To help clinicians educate patients and develop alternative strategies for managing persistent pain, Providence Health & Services has created The Persistent Pain Toolkit.

 “As we learn more about how pain works, we’re also discovering that there are many things people can do to improve pain and get back to the important things in their lives, often without pain medications,” said Nora Stern, PT, program manager, Persistent Pain Project, Providence Heath & Services. “Adopting a new language that clinicians can use with patients when they are talking about pain is an important step. This includes changing the language to decrease the “threat” associated with pain; returning to activity; the role of emotions and stress; and the relative significance of test results and findings in the overall pain experience.”

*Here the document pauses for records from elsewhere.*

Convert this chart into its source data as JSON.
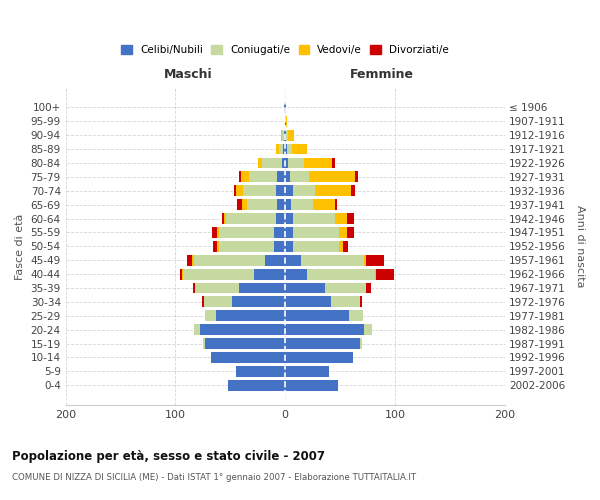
{
  "age_groups": [
    "100+",
    "95-99",
    "90-94",
    "85-89",
    "80-84",
    "75-79",
    "70-74",
    "65-69",
    "60-64",
    "55-59",
    "50-54",
    "45-49",
    "40-44",
    "35-39",
    "30-34",
    "25-29",
    "20-24",
    "15-19",
    "10-14",
    "5-9",
    "0-4"
  ],
  "birth_years": [
    "≤ 1906",
    "1907-1911",
    "1912-1916",
    "1917-1921",
    "1922-1926",
    "1927-1931",
    "1932-1936",
    "1937-1941",
    "1942-1946",
    "1947-1951",
    "1952-1956",
    "1957-1961",
    "1962-1966",
    "1967-1971",
    "1972-1976",
    "1977-1981",
    "1982-1986",
    "1987-1991",
    "1992-1996",
    "1997-2001",
    "2002-2006"
  ],
  "male_celibi": [
    1,
    0,
    1,
    2,
    3,
    7,
    8,
    7,
    8,
    10,
    10,
    18,
    28,
    42,
    48,
    63,
    78,
    73,
    68,
    45,
    52
  ],
  "male_coniugati": [
    0,
    0,
    2,
    4,
    18,
    26,
    30,
    28,
    46,
    50,
    50,
    65,
    65,
    40,
    26,
    10,
    5,
    2,
    0,
    0,
    0
  ],
  "male_vedovi": [
    0,
    0,
    1,
    2,
    4,
    7,
    7,
    4,
    2,
    2,
    2,
    2,
    1,
    0,
    0,
    0,
    0,
    0,
    0,
    0,
    0
  ],
  "male_divorziati": [
    0,
    0,
    0,
    0,
    0,
    2,
    2,
    5,
    2,
    5,
    4,
    4,
    2,
    2,
    2,
    0,
    0,
    0,
    0,
    0,
    0
  ],
  "female_nubili": [
    1,
    1,
    1,
    2,
    3,
    4,
    7,
    5,
    7,
    7,
    7,
    14,
    20,
    36,
    42,
    58,
    72,
    68,
    62,
    40,
    48
  ],
  "female_coniugate": [
    0,
    0,
    2,
    4,
    14,
    18,
    20,
    20,
    38,
    42,
    42,
    58,
    62,
    38,
    26,
    13,
    7,
    2,
    0,
    0,
    0
  ],
  "female_vedove": [
    0,
    1,
    5,
    14,
    26,
    42,
    33,
    20,
    11,
    7,
    4,
    2,
    1,
    0,
    0,
    0,
    0,
    0,
    0,
    0,
    0
  ],
  "female_divorziate": [
    0,
    0,
    0,
    0,
    2,
    2,
    4,
    2,
    7,
    7,
    4,
    16,
    16,
    4,
    2,
    0,
    0,
    0,
    0,
    0,
    0
  ],
  "colors": {
    "celibi": "#4472c4",
    "coniugati": "#c5d9a0",
    "vedovi": "#ffc000",
    "divorziati": "#cc0000"
  },
  "xlim": [
    -200,
    200
  ],
  "xlabel_left": "Maschi",
  "xlabel_right": "Femmine",
  "ylabel_left": "Fasce di età",
  "ylabel_right": "Anni di nascita",
  "title": "Popolazione per età, sesso e stato civile - 2007",
  "subtitle": "COMUNE DI NIZZA DI SICILIA (ME) - Dati ISTAT 1° gennaio 2007 - Elaborazione TUTTAITALIA.IT",
  "legend_labels": [
    "Celibi/Nubili",
    "Coniugati/e",
    "Vedovi/e",
    "Divorziati/e"
  ],
  "bg_color": "#ffffff",
  "grid_color": "#cccccc"
}
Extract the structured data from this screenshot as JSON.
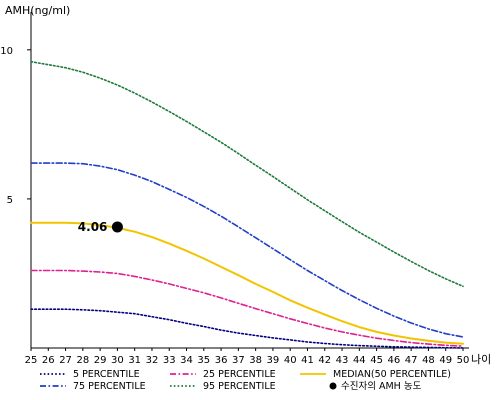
{
  "chart_data": {
    "type": "line",
    "ylabel": "AMH(ng/ml)",
    "xlabel": "나이",
    "xlim": [
      25,
      50
    ],
    "ylim": [
      0,
      11
    ],
    "x_ticks": [
      25,
      26,
      27,
      28,
      29,
      30,
      31,
      32,
      33,
      34,
      35,
      36,
      37,
      38,
      39,
      40,
      41,
      42,
      43,
      44,
      45,
      46,
      47,
      48,
      49,
      50
    ],
    "y_ticks": [
      5,
      10
    ],
    "grid": false,
    "x": [
      25,
      26,
      27,
      28,
      29,
      30,
      31,
      32,
      33,
      34,
      35,
      36,
      37,
      38,
      39,
      40,
      41,
      42,
      43,
      44,
      45,
      46,
      47,
      48,
      49,
      50
    ],
    "series": [
      {
        "name": "5 PERCENTILE",
        "color": "#000080",
        "style": "dotted",
        "values": [
          1.3,
          1.3,
          1.3,
          1.28,
          1.25,
          1.2,
          1.15,
          1.05,
          0.95,
          0.83,
          0.72,
          0.6,
          0.5,
          0.42,
          0.34,
          0.27,
          0.2,
          0.15,
          0.11,
          0.08,
          0.06,
          0.04,
          0.03,
          0.02,
          0.01,
          0.0
        ]
      },
      {
        "name": "25 PERCENTILE",
        "color": "#e0208f",
        "style": "dashdot",
        "values": [
          2.6,
          2.6,
          2.6,
          2.58,
          2.55,
          2.5,
          2.4,
          2.28,
          2.15,
          2.0,
          1.85,
          1.68,
          1.5,
          1.32,
          1.15,
          0.98,
          0.82,
          0.67,
          0.54,
          0.43,
          0.33,
          0.25,
          0.18,
          0.13,
          0.09,
          0.06
        ]
      },
      {
        "name": "MEDIAN(50 PERCENTILE)",
        "color": "#f2c400",
        "style": "solid",
        "values": [
          4.2,
          4.2,
          4.2,
          4.18,
          4.12,
          4.03,
          3.9,
          3.72,
          3.5,
          3.26,
          3.0,
          2.72,
          2.44,
          2.15,
          1.88,
          1.6,
          1.35,
          1.12,
          0.9,
          0.7,
          0.54,
          0.42,
          0.32,
          0.24,
          0.18,
          0.14
        ]
      },
      {
        "name": "75 PERCENTILE",
        "color": "#1f3fc8",
        "style": "dashdot",
        "values": [
          6.2,
          6.2,
          6.2,
          6.18,
          6.1,
          5.98,
          5.8,
          5.58,
          5.32,
          5.05,
          4.75,
          4.42,
          4.06,
          3.7,
          3.33,
          2.96,
          2.6,
          2.26,
          1.93,
          1.62,
          1.33,
          1.07,
          0.84,
          0.64,
          0.48,
          0.37
        ]
      },
      {
        "name": "95 PERCENTILE",
        "color": "#1e7a3c",
        "style": "dotted",
        "values": [
          9.6,
          9.5,
          9.4,
          9.25,
          9.05,
          8.82,
          8.55,
          8.25,
          7.93,
          7.6,
          7.25,
          6.9,
          6.52,
          6.13,
          5.75,
          5.36,
          4.97,
          4.6,
          4.24,
          3.88,
          3.55,
          3.22,
          2.9,
          2.6,
          2.32,
          2.07
        ]
      }
    ],
    "marker": {
      "name": "수진자의 AMH 농도",
      "x": 30,
      "y": 4.06,
      "label": "4.06",
      "color": "#000000"
    },
    "legend": {
      "placement": "bottom",
      "items": [
        {
          "label": "5 PERCENTILE",
          "series": 0
        },
        {
          "label": "25 PERCENTILE",
          "series": 1
        },
        {
          "label": "MEDIAN(50 PERCENTILE)",
          "series": 2
        },
        {
          "label": "75 PERCENTILE",
          "series": 3
        },
        {
          "label": "95 PERCENTILE",
          "series": 4
        },
        {
          "label": "수진자의 AMH 농도",
          "marker": true
        }
      ]
    }
  }
}
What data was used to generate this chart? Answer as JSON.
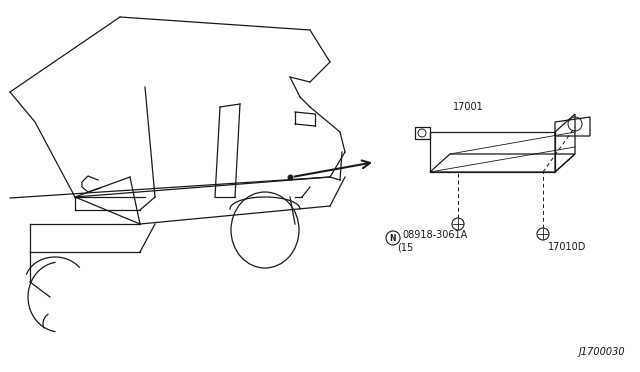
{
  "bg_color": "#ffffff",
  "line_color": "#1a1a1a",
  "diagram_ref": "J1700030",
  "labels": {
    "part1_code": "08918-3061A",
    "part1_N": "N",
    "part1_sub": "(15",
    "part2_code": "17010D",
    "part3_code": "17001"
  }
}
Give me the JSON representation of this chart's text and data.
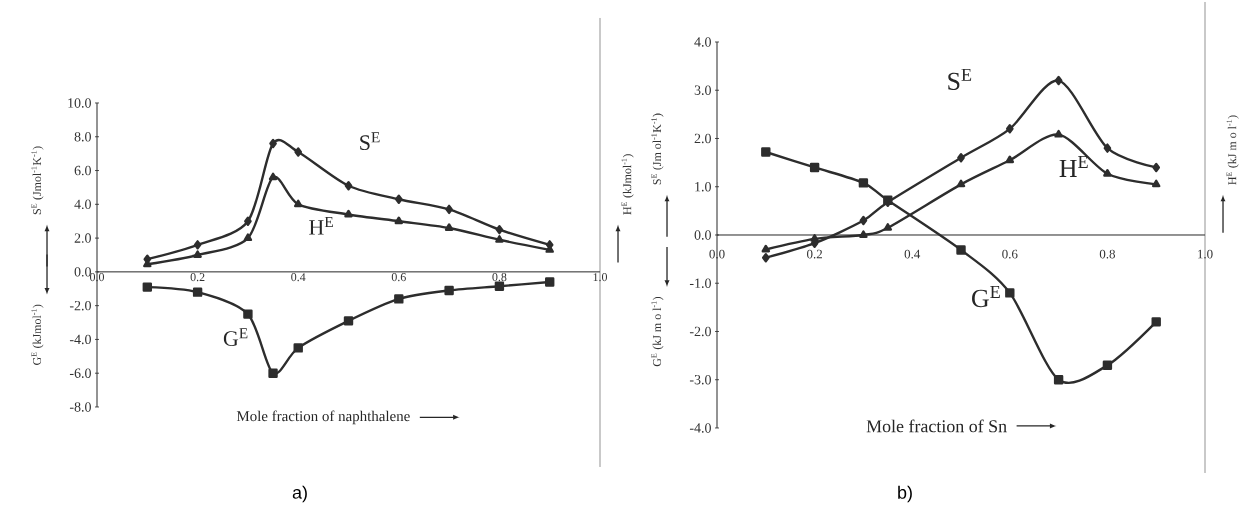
{
  "chart_data": [
    {
      "type": "line",
      "title": "a)",
      "xlabel": "Mole fraction of naphthalene",
      "ylabel": "S$^{E}$ (Jmol$^{-1}$K$^{-1}$)",
      "y2label": "H$^{E}$ (kJmol$^{-1}$)",
      "annotations": [
        "G$^{E}$ (kJmol$^{-1}$)"
      ],
      "x": [
        0.1,
        0.2,
        0.3,
        0.35,
        0.4,
        0.5,
        0.6,
        0.7,
        0.8,
        0.9
      ],
      "xlim": [
        0,
        1
      ],
      "xticks": [
        {
          "value": 0,
          "label": "0.0"
        },
        {
          "value": 0.2,
          "label": "0.2"
        },
        {
          "value": 0.4,
          "label": "0.4"
        },
        {
          "value": 0.6,
          "label": "0.6"
        },
        {
          "value": 0.8,
          "label": "0.8"
        },
        {
          "value": 1,
          "label": "1.0"
        }
      ],
      "ylim": [
        -8,
        10
      ],
      "yticks": [
        {
          "value": -8,
          "label": "-8.0"
        },
        {
          "value": -6,
          "label": "-6.0"
        },
        {
          "value": -4,
          "label": "-4.0"
        },
        {
          "value": -2,
          "label": "-2.0"
        },
        {
          "value": 0,
          "label": "0.0"
        },
        {
          "value": 2,
          "label": "2.0"
        },
        {
          "value": 4,
          "label": "4.0"
        },
        {
          "value": 6,
          "label": "6.0"
        },
        {
          "value": 8,
          "label": "8.0"
        },
        {
          "value": 10,
          "label": "10.0"
        }
      ],
      "series": [
        {
          "name": "S$^{E}$",
          "color": "#2d2d2d",
          "marker": "diamond",
          "values": [
            0.75,
            1.6,
            3.0,
            7.6,
            7.1,
            5.1,
            4.3,
            3.7,
            2.5,
            1.6
          ]
        },
        {
          "name": "H$^{E}$",
          "color": "#2d2d2d",
          "marker": "triangle",
          "values": [
            0.45,
            1.0,
            2.0,
            5.6,
            4.0,
            3.4,
            3.0,
            2.6,
            1.9,
            1.3
          ]
        },
        {
          "name": "G$^{E}$",
          "color": "#2d2d2d",
          "marker": "square",
          "values": [
            -0.9,
            -1.2,
            -2.5,
            -6.0,
            -4.5,
            -2.9,
            -1.6,
            -1.1,
            -0.85,
            -0.6
          ]
        }
      ]
    },
    {
      "type": "line",
      "title": "b)",
      "xlabel": "Mole fraction of Sn",
      "ylabel": "S$^{E}$ (Jm ol$^{-1}$K$^{-1}$)",
      "y2label": "H$^{E}$ (kJ m o l$^{-1}$)",
      "annotations": [
        "G$^{E}$ (kJ m o l$^{-1}$)"
      ],
      "x": [
        0.1,
        0.2,
        0.3,
        0.35,
        0.5,
        0.6,
        0.7,
        0.8,
        0.9
      ],
      "xlim": [
        0,
        1
      ],
      "xticks": [
        {
          "value": 0,
          "label": "0.0"
        },
        {
          "value": 0.2,
          "label": "0.2"
        },
        {
          "value": 0.4,
          "label": "0.4"
        },
        {
          "value": 0.6,
          "label": "0.6"
        },
        {
          "value": 0.8,
          "label": "0.8"
        },
        {
          "value": 1,
          "label": "1.0"
        }
      ],
      "ylim": [
        -4,
        4
      ],
      "yticks": [
        {
          "value": -4,
          "label": "-4.0"
        },
        {
          "value": -3,
          "label": "-3.0"
        },
        {
          "value": -2,
          "label": "-2.0"
        },
        {
          "value": -1,
          "label": "-1.0"
        },
        {
          "value": 0,
          "label": "0.0"
        },
        {
          "value": 1,
          "label": "1.0"
        },
        {
          "value": 2,
          "label": "2.0"
        },
        {
          "value": 3,
          "label": "3.0"
        },
        {
          "value": 4,
          "label": "4.0"
        }
      ],
      "series": [
        {
          "name": "S$^{E}$",
          "color": "#2d2d2d",
          "marker": "diamond",
          "values": [
            -0.47,
            -0.17,
            0.3,
            0.68,
            1.6,
            2.2,
            3.2,
            1.8,
            1.4
          ]
        },
        {
          "name": "H$^{E}$",
          "color": "#2d2d2d",
          "marker": "triangle",
          "values": [
            -0.3,
            -0.08,
            0.0,
            0.15,
            1.05,
            1.55,
            2.08,
            1.27,
            1.05
          ]
        },
        {
          "name": "G$^{E}$",
          "color": "#2d2d2d",
          "marker": "square",
          "values": [
            1.72,
            1.4,
            1.08,
            0.72,
            -0.31,
            -1.2,
            -3.0,
            -2.7,
            -1.8
          ]
        }
      ]
    }
  ]
}
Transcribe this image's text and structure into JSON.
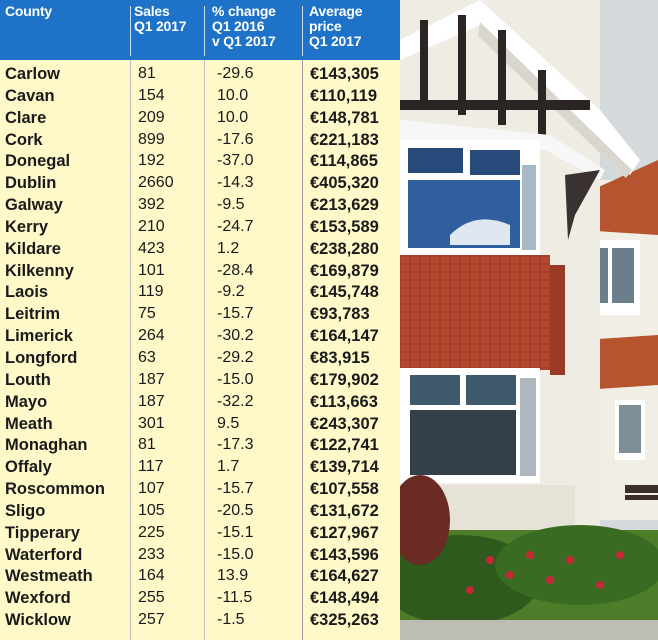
{
  "table": {
    "headers": {
      "county": "County",
      "sales": "Sales\nQ1 2017",
      "change": "% change\nQ1 2016\nv Q1 2017",
      "price": "Average\nprice\nQ1 2017"
    },
    "rows": [
      {
        "county": "Carlow",
        "sales": "81",
        "change": "-29.6",
        "price": "€143,305"
      },
      {
        "county": "Cavan",
        "sales": "154",
        "change": "10.0",
        "price": "€110,119"
      },
      {
        "county": "Clare",
        "sales": "209",
        "change": "10.0",
        "price": "€148,781"
      },
      {
        "county": "Cork",
        "sales": "899",
        "change": "-17.6",
        "price": "€221,183"
      },
      {
        "county": "Donegal",
        "sales": "192",
        "change": "-37.0",
        "price": "€114,865"
      },
      {
        "county": "Dublin",
        "sales": "2660",
        "change": "-14.3",
        "price": "€405,320"
      },
      {
        "county": "Galway",
        "sales": "392",
        "change": "-9.5",
        "price": "€213,629"
      },
      {
        "county": "Kerry",
        "sales": "210",
        "change": "-24.7",
        "price": "€153,589"
      },
      {
        "county": "Kildare",
        "sales": "423",
        "change": "1.2",
        "price": "€238,280"
      },
      {
        "county": "Kilkenny",
        "sales": "101",
        "change": "-28.4",
        "price": "€169,879"
      },
      {
        "county": "Laois",
        "sales": "119",
        "change": "-9.2",
        "price": "€145,748"
      },
      {
        "county": "Leitrim",
        "sales": "75",
        "change": "-15.7",
        "price": "€93,783"
      },
      {
        "county": "Limerick",
        "sales": "264",
        "change": "-30.2",
        "price": "€164,147"
      },
      {
        "county": "Longford",
        "sales": "63",
        "change": "-29.2",
        "price": "€83,915"
      },
      {
        "county": "Louth",
        "sales": "187",
        "change": "-15.0",
        "price": "€179,902"
      },
      {
        "county": "Mayo",
        "sales": "187",
        "change": "-32.2",
        "price": "€113,663"
      },
      {
        "county": "Meath",
        "sales": "301",
        "change": "9.5",
        "price": "€243,307"
      },
      {
        "county": "Monaghan",
        "sales": "81",
        "change": "-17.3",
        "price": "€122,741"
      },
      {
        "county": "Offaly",
        "sales": "117",
        "change": "1.7",
        "price": "€139,714"
      },
      {
        "county": "Roscommon",
        "sales": "107",
        "change": "-15.7",
        "price": "€107,558"
      },
      {
        "county": "Sligo",
        "sales": "105",
        "change": "-20.5",
        "price": "€131,672"
      },
      {
        "county": "Tipperary",
        "sales": "225",
        "change": "-15.1",
        "price": "€127,967"
      },
      {
        "county": "Waterford",
        "sales": "233",
        "change": "-15.0",
        "price": "€143,596"
      },
      {
        "county": "Westmeath",
        "sales": "164",
        "change": "13.9",
        "price": "€164,627"
      },
      {
        "county": "Wexford",
        "sales": "255",
        "change": "-11.5",
        "price": "€148,494"
      },
      {
        "county": "Wicklow",
        "sales": "257",
        "change": "-1.5",
        "price": "€325,263"
      }
    ]
  },
  "colors": {
    "header_bg": "#1e73c8",
    "table_bg": "#fff8c9"
  },
  "photo": {
    "subject": "house-photo"
  }
}
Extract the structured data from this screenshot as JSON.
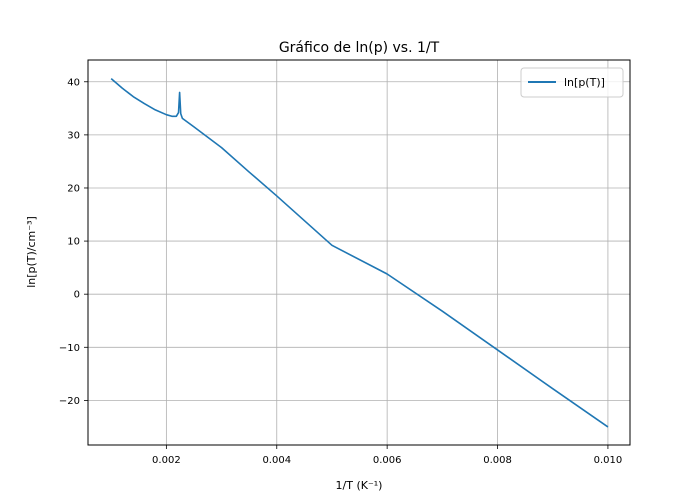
{
  "chart_data": {
    "type": "line",
    "title": "Gráfico de ln(p) vs. 1/T",
    "xlabel": "1/T (K⁻¹)",
    "ylabel": "ln[p(T)/cm⁻³]",
    "xlim": [
      0.00058,
      0.0104
    ],
    "ylim": [
      -28.4,
      44.1
    ],
    "x_ticks": [
      0.002,
      0.004,
      0.006,
      0.008,
      0.01
    ],
    "x_tick_labels": [
      "0.002",
      "0.004",
      "0.006",
      "0.008",
      "0.010"
    ],
    "y_ticks": [
      -20,
      -10,
      0,
      10,
      20,
      30,
      40
    ],
    "y_tick_labels": [
      "−20",
      "−10",
      "0",
      "10",
      "20",
      "30",
      "40"
    ],
    "grid": true,
    "legend_position": "top-right",
    "series": [
      {
        "name": "ln[p(T)]",
        "color": "#1f77b4",
        "points": [
          [
            0.001,
            40.6
          ],
          [
            0.0012,
            38.8
          ],
          [
            0.0014,
            37.2
          ],
          [
            0.0016,
            35.9
          ],
          [
            0.0018,
            34.7
          ],
          [
            0.002,
            33.8
          ],
          [
            0.0021,
            33.5
          ],
          [
            0.00218,
            33.5
          ],
          [
            0.00222,
            34.2
          ],
          [
            0.00224,
            38.0
          ],
          [
            0.00226,
            34.0
          ],
          [
            0.00229,
            33.1
          ],
          [
            0.0025,
            31.5
          ],
          [
            0.003,
            27.6
          ],
          [
            0.0035,
            23.0
          ],
          [
            0.004,
            18.5
          ],
          [
            0.005,
            9.2
          ],
          [
            0.006,
            3.8
          ],
          [
            0.007,
            -3.2
          ],
          [
            0.008,
            -10.5
          ],
          [
            0.009,
            -17.8
          ],
          [
            0.01,
            -25.0
          ]
        ]
      }
    ]
  }
}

“Providence has been at the forefront of this approach to pain and we are pleased to offer these valuable tools to coordinated care organizations, rehab clinics, behavioral health practices and other health care organizations that care for patients with persistent pain,” said Linda Cruz, M.D., medical director, Providence Medical Group, West.

The Persistent Pain Toolkit includes clinician training and teaching aides, patient-facing videos and online classes. Clinicians learn to use the tools using real patient scenarios. Follow-up consultation and case study reviews are also available.